# Looking For Group In Napanee/Kingston Area Or Online



## Kaodi (May 18, 2011)

I am tentatively interested in playing some 4th Edition D&D, though I should probably not completely rule out Pathfinder. My preferred setting is Eberron, though that is not a requirement.

Gas prices being what they are, whether I would want to join a real group is rather dependent on how eager I am for the specifics of the game, and where and when specifically the game is. In terms of online availability I am pretty good at reasonable EST hours; I am trying to move towards going to bed by 10 PM, though 12 AM is alright. 

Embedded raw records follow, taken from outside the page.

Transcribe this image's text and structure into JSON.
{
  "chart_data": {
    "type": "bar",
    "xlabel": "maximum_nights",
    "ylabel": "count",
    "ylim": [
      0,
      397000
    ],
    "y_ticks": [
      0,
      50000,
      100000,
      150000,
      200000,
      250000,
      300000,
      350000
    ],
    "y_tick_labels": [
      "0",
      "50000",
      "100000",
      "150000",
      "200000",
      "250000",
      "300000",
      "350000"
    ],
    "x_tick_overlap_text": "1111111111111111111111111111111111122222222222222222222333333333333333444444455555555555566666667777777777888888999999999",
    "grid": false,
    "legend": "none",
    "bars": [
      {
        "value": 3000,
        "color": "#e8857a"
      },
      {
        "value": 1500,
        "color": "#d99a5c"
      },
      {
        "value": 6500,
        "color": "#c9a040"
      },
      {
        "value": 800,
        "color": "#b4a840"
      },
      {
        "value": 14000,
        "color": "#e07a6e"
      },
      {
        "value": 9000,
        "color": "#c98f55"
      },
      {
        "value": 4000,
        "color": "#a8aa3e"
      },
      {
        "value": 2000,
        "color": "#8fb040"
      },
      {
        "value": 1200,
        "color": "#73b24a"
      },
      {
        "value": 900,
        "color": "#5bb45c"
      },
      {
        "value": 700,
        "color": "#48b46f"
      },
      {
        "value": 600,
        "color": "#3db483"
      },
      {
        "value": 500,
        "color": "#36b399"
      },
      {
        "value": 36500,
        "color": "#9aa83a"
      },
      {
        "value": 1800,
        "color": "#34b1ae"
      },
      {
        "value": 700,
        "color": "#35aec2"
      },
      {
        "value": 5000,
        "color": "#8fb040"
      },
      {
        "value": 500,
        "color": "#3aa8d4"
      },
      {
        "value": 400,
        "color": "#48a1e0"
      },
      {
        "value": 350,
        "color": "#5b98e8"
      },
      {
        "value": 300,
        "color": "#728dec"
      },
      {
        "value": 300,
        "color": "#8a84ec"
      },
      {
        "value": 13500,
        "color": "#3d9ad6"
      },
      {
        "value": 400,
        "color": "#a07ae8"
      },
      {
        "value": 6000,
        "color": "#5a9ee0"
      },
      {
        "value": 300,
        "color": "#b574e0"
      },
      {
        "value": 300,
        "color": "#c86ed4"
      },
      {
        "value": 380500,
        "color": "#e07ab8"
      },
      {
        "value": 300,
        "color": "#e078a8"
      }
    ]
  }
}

I do not have much in the way of books for either system, but I can live with playing with minimal options if I have to.


----------



## Aeolius (May 19, 2011)

The best I can offer is a 3.5e/d20 chat-based game online, Sundays from 9pm-midnight (eastern). Granted, you might get wet.


----------



## Kaodi (May 19, 2011)

I suppose I might be able to compromise to play in a friend's game. Especially one that I have always been somewhat intrigued by,  .

Would it be possible to join with the understanding it might only be temporary though?


----------



## Kaodi (May 19, 2011)

After having briefly looked over your site, I was thinking that were I to join, if no one else is playing an ephyra, it might be interesting to play a soulknife X/wilder 2 with entangling ectoplasm as one of his powers. The imagery of a such a character "creating" their weapons from their own bioluminescent and jelly body is pretty cool in my mind right now...


----------



## Aeolius (May 20, 2011)

Kaodi said:


> The imagery of a such a character "creating" their weapons from their own bioluminescent and jelly body is pretty cool in my mind right now...




"It must be jelly 'cause jam don't shake like that"   

Sounds like an intriguing character concept. When it comes to real world jellies, I like the mauve stingers , box jellies , and bluebottles (portuguese man o'war). 

Granted, golden jellies are cool:
[ame="http://www.youtube.com/watch?v=DhpaqFya2pg"]Golden Jellyfish[/ame]


----------



## Kaodi (May 26, 2011)

Just to be clear, even though I now am playing in Aeolius' game, I am still looking for something local and in person. I may be warming up more to Pathfinder, because it does much of what I liked about 3e, but better.


----------